Let me know your favorite evidence-based protocol.

Carnaby, G. D., & Harenberg, L. (2013). What is “usual care” in dysphagia rehabilitation: A survey of USA dysphagia practice patterns. Dysphagia, 28(4), 567-574.

Martin-Harris, B., Brodsky, M. B., Michel, Y., Castell, D. O., Schleicher, M., Sandidge, J., … & Blair, J. (2008). MBS measurement tool for swallow impairment—MBSImp: establishing a standard. Dysphagia, 23(4), 392-405.

Carnaby-Mann, G. D., & Crary, M. A. (2010). McNeill dysphagia therapy program: a case-control study. Archives of physical medicine and rehabilitation, 91(5), 743-749.

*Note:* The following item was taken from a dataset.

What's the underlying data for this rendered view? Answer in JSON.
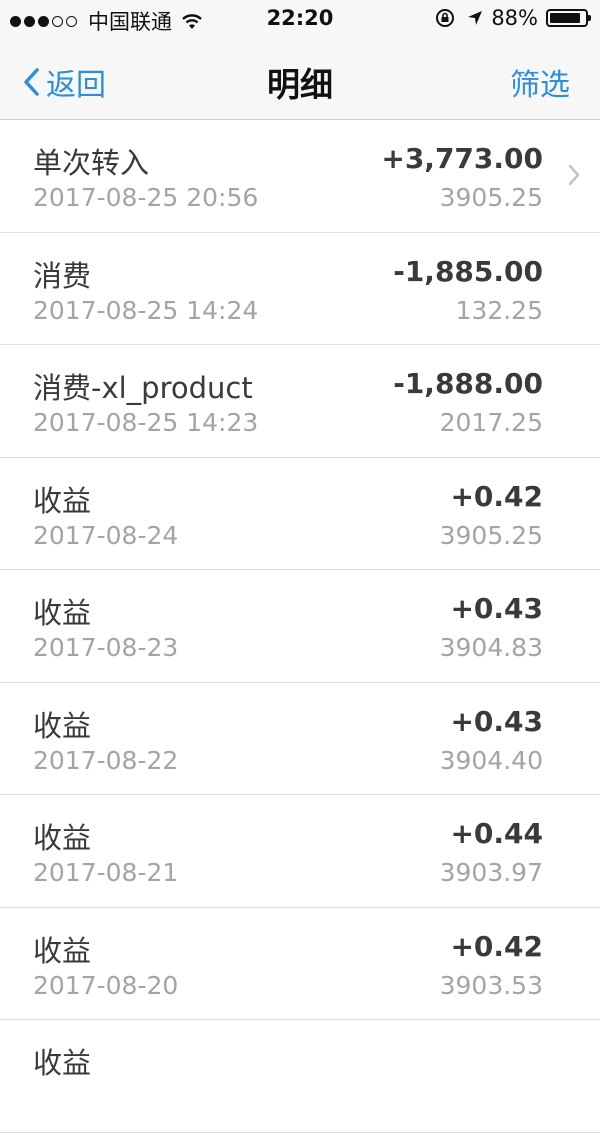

Crary, M. A., Carnaby, G. D., LaGorio, L. A., & Carvajal, P. J. (2012). Functional and physiological outcomes from an exercise-based dysphagia therapy: a pilot investigation of the McNeill Dysphagia Therapy Program. Archives of physical medicine and rehabilitation, 93(7), 1173-1178.

Lan, Y., Ohkubo, M., Berretin-Felix, G., Sia, I., Carnaby-Mann, G. D., & Crary, M. A. (2012). Normalization of temporal aspects of swallowing physiology after the McNeill dysphagia therapy program. Annals of Otology Rhinology and Laryngology-Including Supplements, 121(8), 525.

Carnaby-Mann, G., Crary, M. A., Schmalfuss, I., & Amdur, R. (2012). “Pharyngocise”: randomized controlled trial of preventative exercises to maintain muscle structure and swallowing function during head-and-neck chemoradiotherapy. International Journal of Radiation Oncology* Biology* Physics, 83(1), 210-219.

Kim, J., Davenport, P., & Sapienza, C. (2009). Effect of expiratory muscle strength training on elderly cough function. Archives of gerontology and geriatrics, 48(3), 361-366.

Pitts, T., Bolser, D., Rosenbek, J., Troche, M., Okun, M. S., & Sapienza, C. (2009). Impact of expiratory muscle strength training on voluntary cough and swallow function in Parkinson disease. Chest Journal, 135(5), 1301-1308.

Kim, J., & Sapienza, C. M. (2005). Implications of expiratory muscle strength training for rehabilitation of the elderly: Tutorial. Journal of rehabilitation research and development, 42(2), 211.